Effective meetings and decision-making with the power of Framing

A simple technique to level up your leadership team’s ability to have focused conversations and efficient decision-making!

Written by

Jimmy Janlen

Published on


Are you struggling with ineffective management meetings or unfocused and unproductive debates during your leadership offsite? Then this simple technique of framing each topic might bring structure, focus and level up your ability as a leadership team to have efficient decision-making.

Sadly, a common naiv approach (which undermines a groups ability to reach a strong outcome or a clear decision) is to briefly state the topic or problem and then invite to an open unfacilitated discussion in the hope that it will result in shared understanding from which an agreement emerges. That’s just wishful thinking. Don’t do it.

Instead, frame each topic before engaging in it.

The technique described below is probably best suited for the weekly management meeting or the leadership offsite. When the group is fairly big (more than 5 people) and there are many important operational and strategic topics to cover.

Start with listing topics

Preferably, before the meeting starts, topics are gathered. If not, start the meeting with making a list of today’s topics. Review the order to make sure you manage to cover the most important ones within the timeframe.

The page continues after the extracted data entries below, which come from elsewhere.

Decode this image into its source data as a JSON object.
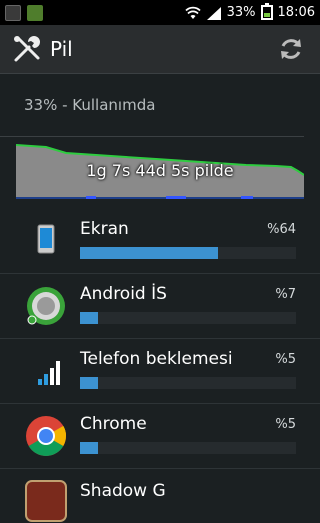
{
  "status_bar": {
    "battery_percent": "33%",
    "time": "18:06"
  },
  "action_bar": {
    "title": "Pil"
  },
  "summary": {
    "usage_text": "33% - Kullanımda",
    "graph_label": "1g 7s 44d 5s pilde"
  },
  "items": [
    {
      "name": "Ekran",
      "percent_text": "%64",
      "value": 0.64,
      "icon": "screen-icon"
    },
    {
      "name": "Android İS",
      "percent_text": "%7",
      "value": 0.07,
      "icon": "android-os-icon"
    },
    {
      "name": "Telefon beklemesi",
      "percent_text": "%5",
      "value": 0.05,
      "icon": "cell-standby-icon"
    },
    {
      "name": "Chrome",
      "percent_text": "%5",
      "value": 0.05,
      "icon": "chrome-icon"
    },
    {
      "name": "Shadow G",
      "icon": "app-icon"
    }
  ],
  "colors": {
    "bar_fill": "#3c92d1",
    "graph_line": "#2ecc40"
  }
}
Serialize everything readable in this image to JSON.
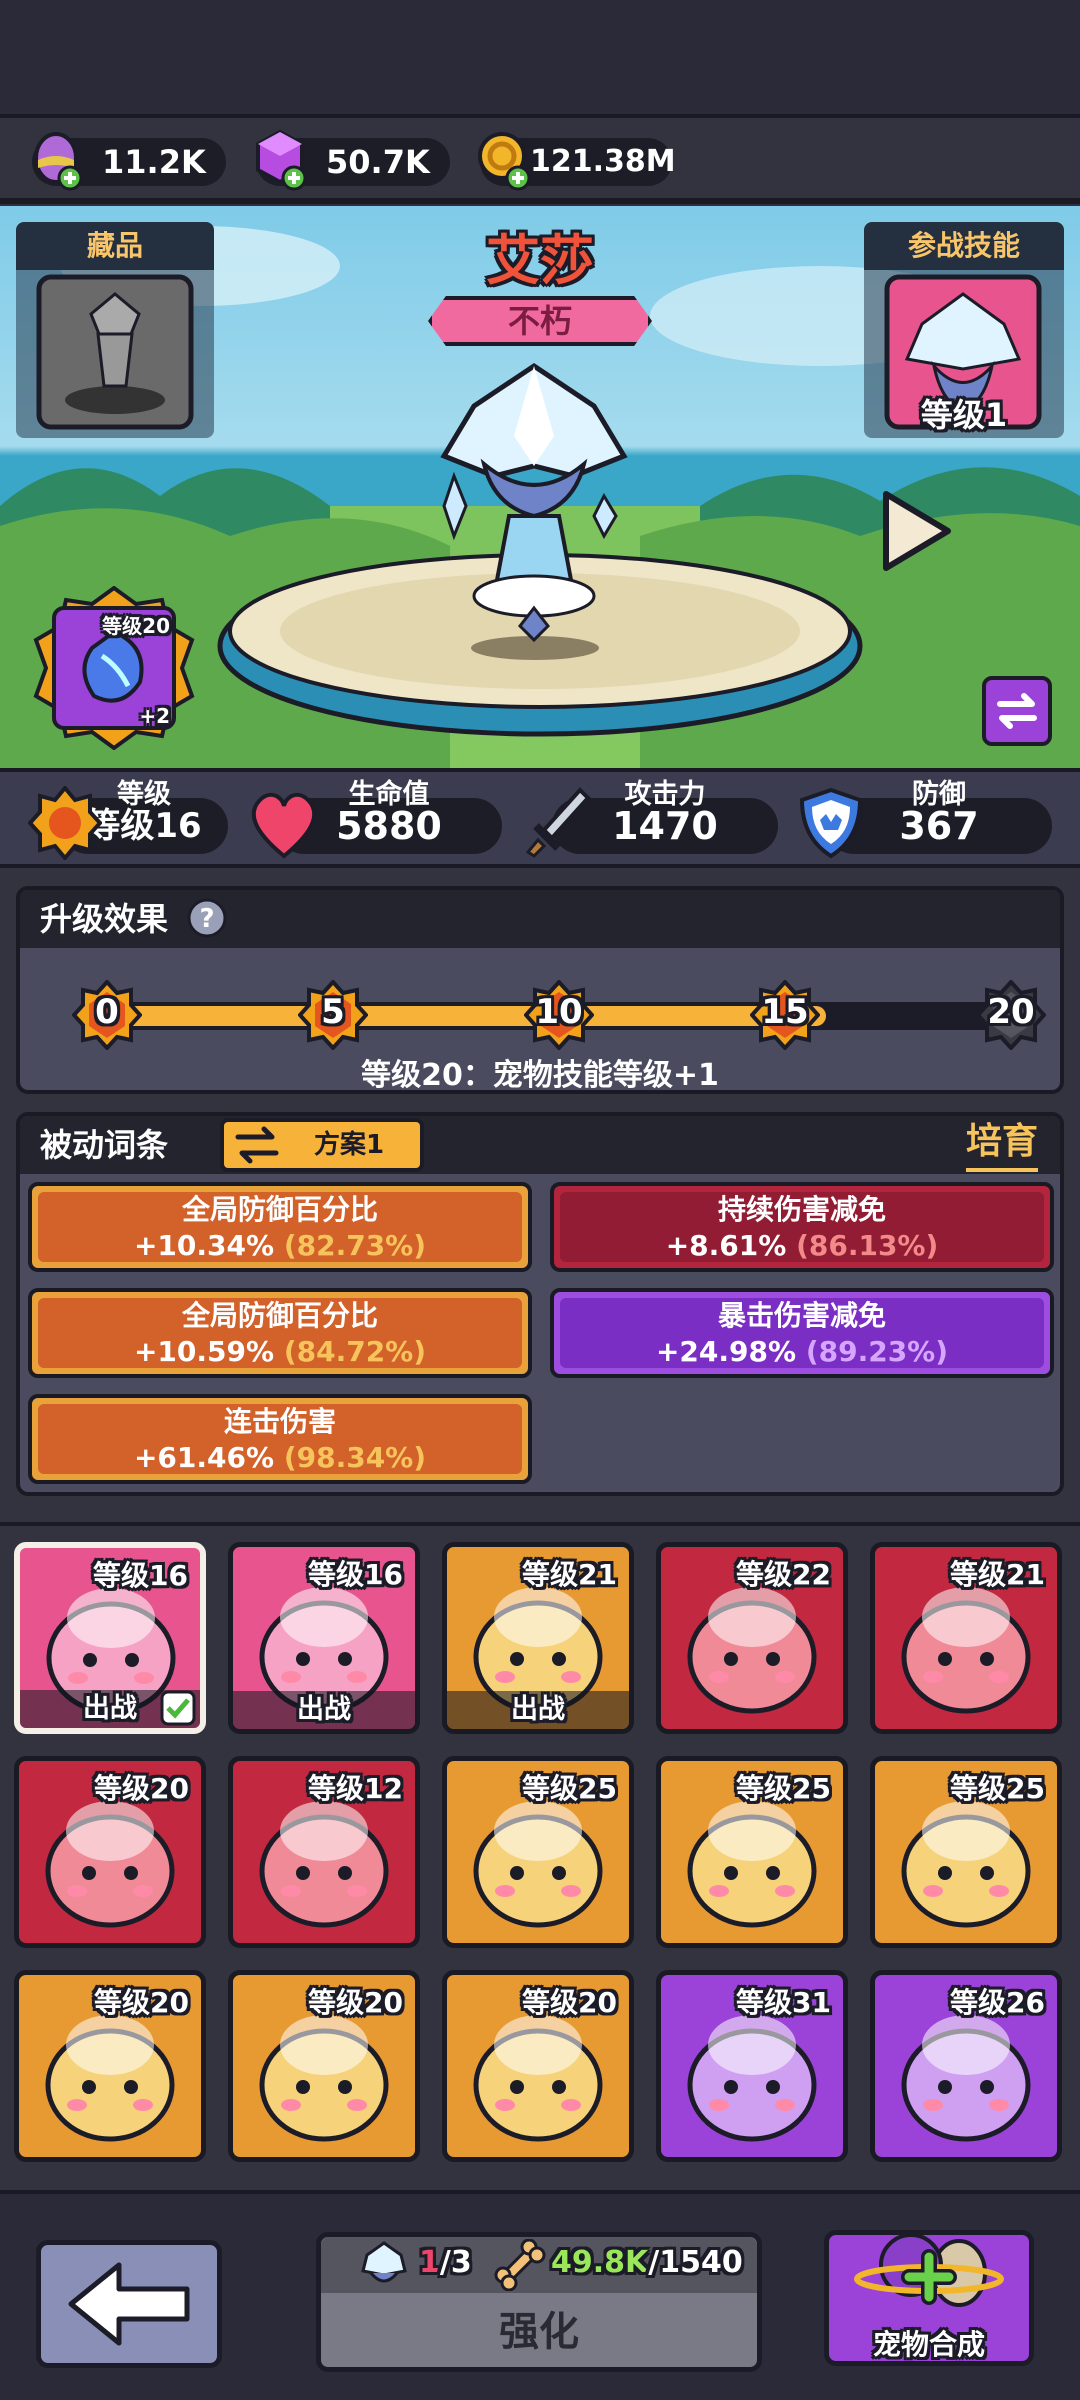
{
  "currency": {
    "eggs": "11.2K",
    "gems": "50.7K",
    "coins": "121.38M"
  },
  "hero": {
    "name": "艾莎",
    "title": "不朽"
  },
  "collection": {
    "label": "藏品"
  },
  "battle_skill": {
    "label": "参战技能",
    "level": "等级1"
  },
  "equipment": {
    "level": "等级20",
    "bonus": "+2"
  },
  "stats": {
    "level_label": "等级",
    "level_value": "等级16",
    "hp_label": "生命值",
    "hp_value": "5880",
    "atk_label": "攻击力",
    "atk_value": "1470",
    "def_label": "防御",
    "def_value": "367"
  },
  "upgrade": {
    "title": "升级效果",
    "milestones": [
      "0",
      "5",
      "10",
      "15",
      "20"
    ],
    "progress": 0.8,
    "effect_text": "等级20：宠物技能等级+1"
  },
  "passive": {
    "title": "被动词条",
    "scheme_label": "方案1",
    "cultivate_label": "培育",
    "affixes": [
      {
        "name": "全局防御百分比",
        "value": "+10.34%",
        "pct": "(82.73%)",
        "rarity": "orange"
      },
      {
        "name": "持续伤害减免",
        "value": "+8.61%",
        "pct": "(86.13%)",
        "rarity": "red"
      },
      {
        "name": "全局防御百分比",
        "value": "+10.59%",
        "pct": "(84.72%)",
        "rarity": "orange"
      },
      {
        "name": "暴击伤害减免",
        "value": "+24.98%",
        "pct": "(89.23%)",
        "rarity": "purple"
      },
      {
        "name": "连击伤害",
        "value": "+61.46%",
        "pct": "(98.34%)",
        "rarity": "orange"
      }
    ]
  },
  "pets": [
    {
      "level": "等级16",
      "deployed": "出战",
      "rarity": "pink",
      "icon": "ice-crystal-pet-icon",
      "selected": true
    },
    {
      "level": "等级16",
      "deployed": "出战",
      "rarity": "pink",
      "icon": "pig-pet-icon"
    },
    {
      "level": "等级21",
      "deployed": "出战",
      "rarity": "orange",
      "icon": "king-bird-pet-icon"
    },
    {
      "level": "等级22",
      "rarity": "red",
      "icon": "unicorn-slime-pet-icon"
    },
    {
      "level": "等级21",
      "rarity": "red",
      "icon": "winged-cat-pet-icon"
    },
    {
      "level": "等级20",
      "rarity": "red",
      "icon": "red-dragon-pet-icon"
    },
    {
      "level": "等级12",
      "rarity": "red",
      "icon": "thunder-cloud-pet-icon"
    },
    {
      "level": "等级25",
      "rarity": "orange",
      "icon": "onion-pet-icon"
    },
    {
      "level": "等级25",
      "rarity": "orange",
      "icon": "mushroom-pet-icon"
    },
    {
      "level": "等级25",
      "rarity": "orange",
      "icon": "fox-pet-icon"
    },
    {
      "level": "等级20",
      "rarity": "orange",
      "icon": "ram-pet-icon"
    },
    {
      "level": "等级20",
      "rarity": "orange",
      "icon": "bunny-pet-icon"
    },
    {
      "level": "等级20",
      "rarity": "orange",
      "icon": "cactus-boxer-pet-icon"
    },
    {
      "level": "等级31",
      "rarity": "purple",
      "icon": "blue-bird-pet-icon"
    },
    {
      "level": "等级26",
      "rarity": "purple",
      "icon": "eagle-pet-icon"
    }
  ],
  "bottom": {
    "owned": "1",
    "owned_total": "/3",
    "bones": "49.8K",
    "bones_cost": "/1540",
    "enhance_label": "强化",
    "synth_label": "宠物合成"
  }
}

For each topic, start with declaring framing and timebox

The owner of the topic starts with declaring the framing and a timebox. That same person also acts facilitator for the conversation of that topic.


Timeboxing the time spent on any giving topic is a simple and powerful tool. It will help the group have a focused conversation, avoid derailing off on non-related topics and to prevent any topic dominate the whole meeting (robbing valuable time from the other topics further down the list).

The topic owner declares the timebox. For example: 10 minutes, 20 minutes or 40 minutes.

As the facilitator, the topic owner is responsible for keeping track of time and to manage the conversation so that it concludes before the timebox is up.


Depending on the nature of the topic, the topic owner choose one if the following framings; “Information”, “Proposal”, “Intention”, “Someone needs to…” or “I wish to understand…”

This is preferably done before the meeting starts. If not, it must at least be declared before group engages in the topic. If a person jumps straight into discussions or starts presenting, the group should politely interrupt and ask for a clarification of the framing before continuing.

Frame: Information

A decision has been made. There is a plan. Something has happened. The topic owner presents and explains, and then opens up for clarifying questions from the people in the room.

The objective is to create as much clarity as possible (and to hash out any remaining questions) within the given timebox.

Frame: Proposal

The topic owner presents a proposal. A document describing a plan. A slide deck depicting a new design. A photo of a whiteboard outlining a new team topology. Followed by a short discussion. The group might have suggestions on how to improve the proposal (which the facilitator might choose to include or not). Once the proposal is understood, the group votes using Consent, i.e. the proposal is accepted and decided in the absence of qualified objections. “I don’t like it” is an opinion. “I believe this would be harmful because…” is a qualified objection. An objection that could help the group (or the owner) discover a way to improve on the proposal that mitigates or resolves the qualified objection.

The objective is to reach an agreement on the proposal, accepting it as a decision. Or rejecting it, in which case the owner might choose to bring it up again at a later point after some improvement, changes or maybe a pivot on the idea.

Note: You are of course free to choose another decision-making technique such as Voting or Consensus. Consent happens to be my preferred approach.

Frame: Intention

The topic owner has an intention. Perhaps together with others. They will do something. They will make a choice. They have a plan to act. After presenting the intention, they invite the room to give feedback, offer advice or to challenge. The objective is to help the person with the intention to be smarter and wiser and more successful as he or she executes on their intent.

Frame: Someone needs to…

“I see a problem/opportunity which I would like us to adress!”

The objective is not to get stuck in details or problem solving, but to delegate the work (and possibly decision mandate) to a smaller group. That is, if the group agrees the problem/opportunity deserves attention.

Frame: I wish to understand…

The topic owner asks the group to help him/her understand something better. It could be an incident, a previous decision, the consequence of this, the status of that project, or what others opinion on a specific matter is. The objective is create higher clarity and to share different perspectives.

Other framings?

There are of course other ways to frame a conversation. There are plenty of workshop formats that doesn’t neatly fit into any of the above categories. For example Sprint Retrospectives, Sprint Planning, Design Studio, User Story Mapping, etc. If you have a more elaborate workshop format, use it!

But in the absence of a workshop structure – declare a framing and a timebox!


Wrap up the meeting with a summary of decisions made and appointed action points. And I personally also always conclude with a check-out, a round where everyone reflects on the question “What is your personal key take away from today?”.